Of course that didn’t bother me whenever he did come around because I was so busy thinking how ‘cool’ he was – and how I desperately needed to prove that I was worthy of his love – that I forgot about all the rest. Not that I remembered the abuse at that age; that didn’t begin to come to light until my memories began unlocking themselves around age 21.

After he’d leave with promises to return, I’d be SO happy and proud to have him as my dad that my behaviour would excel. My grades/behaviour at school would drastically improve……, I was euphoric. Bliss.

But, time after time he’s let me down, and the anger would return and perhaps that’s why ‘those’ around me failed to see my pain. To think I was ‘bad’ rather than sick. Period of exceptional – gentlemanly – behaviour mixed with exemplary grades were not beyond my capabilities, and so no one bothered to acknowledge the need for therapy.

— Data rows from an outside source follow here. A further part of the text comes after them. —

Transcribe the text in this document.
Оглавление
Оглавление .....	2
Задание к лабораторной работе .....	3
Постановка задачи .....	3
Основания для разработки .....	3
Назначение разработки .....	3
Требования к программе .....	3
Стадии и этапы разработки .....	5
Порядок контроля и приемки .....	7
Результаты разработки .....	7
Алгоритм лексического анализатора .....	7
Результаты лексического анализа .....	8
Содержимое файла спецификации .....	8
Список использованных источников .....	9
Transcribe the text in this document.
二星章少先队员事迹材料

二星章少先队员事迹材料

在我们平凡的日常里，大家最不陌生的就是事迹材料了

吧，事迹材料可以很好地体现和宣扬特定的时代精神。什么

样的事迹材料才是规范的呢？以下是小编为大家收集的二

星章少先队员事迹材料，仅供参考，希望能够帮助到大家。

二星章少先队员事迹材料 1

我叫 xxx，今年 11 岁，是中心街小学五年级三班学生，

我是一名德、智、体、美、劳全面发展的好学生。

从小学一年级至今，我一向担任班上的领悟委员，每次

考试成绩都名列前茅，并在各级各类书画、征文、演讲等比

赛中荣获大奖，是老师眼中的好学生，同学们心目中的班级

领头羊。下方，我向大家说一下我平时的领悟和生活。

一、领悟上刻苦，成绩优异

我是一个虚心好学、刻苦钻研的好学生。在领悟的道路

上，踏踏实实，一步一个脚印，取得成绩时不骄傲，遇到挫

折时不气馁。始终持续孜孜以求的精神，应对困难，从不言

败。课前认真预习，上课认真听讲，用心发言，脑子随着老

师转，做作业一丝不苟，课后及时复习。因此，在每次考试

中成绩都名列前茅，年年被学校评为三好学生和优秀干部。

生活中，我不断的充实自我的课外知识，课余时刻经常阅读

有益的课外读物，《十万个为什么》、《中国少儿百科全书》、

Of course, not having the trust in others nor the understanding of what was ‘wrong’ with me, coupled with my me-against-the-world attitude…., I could not ask for help. How could I….? From who….? Mom? She was a ROCK. STRONG. Sacrificing herself – while having issues of her own – in order to provide for three children could not have been easy for a single native woman on welfare.

However those same qualities that helped her – and by proxy, us – to survive prevented her from being the loving, cuddly mother who I could turn to. I now realize that she was my reference guide on how to survive-on-your-own. Her love – when it showed itself – was more like that love one shares with a good buddy.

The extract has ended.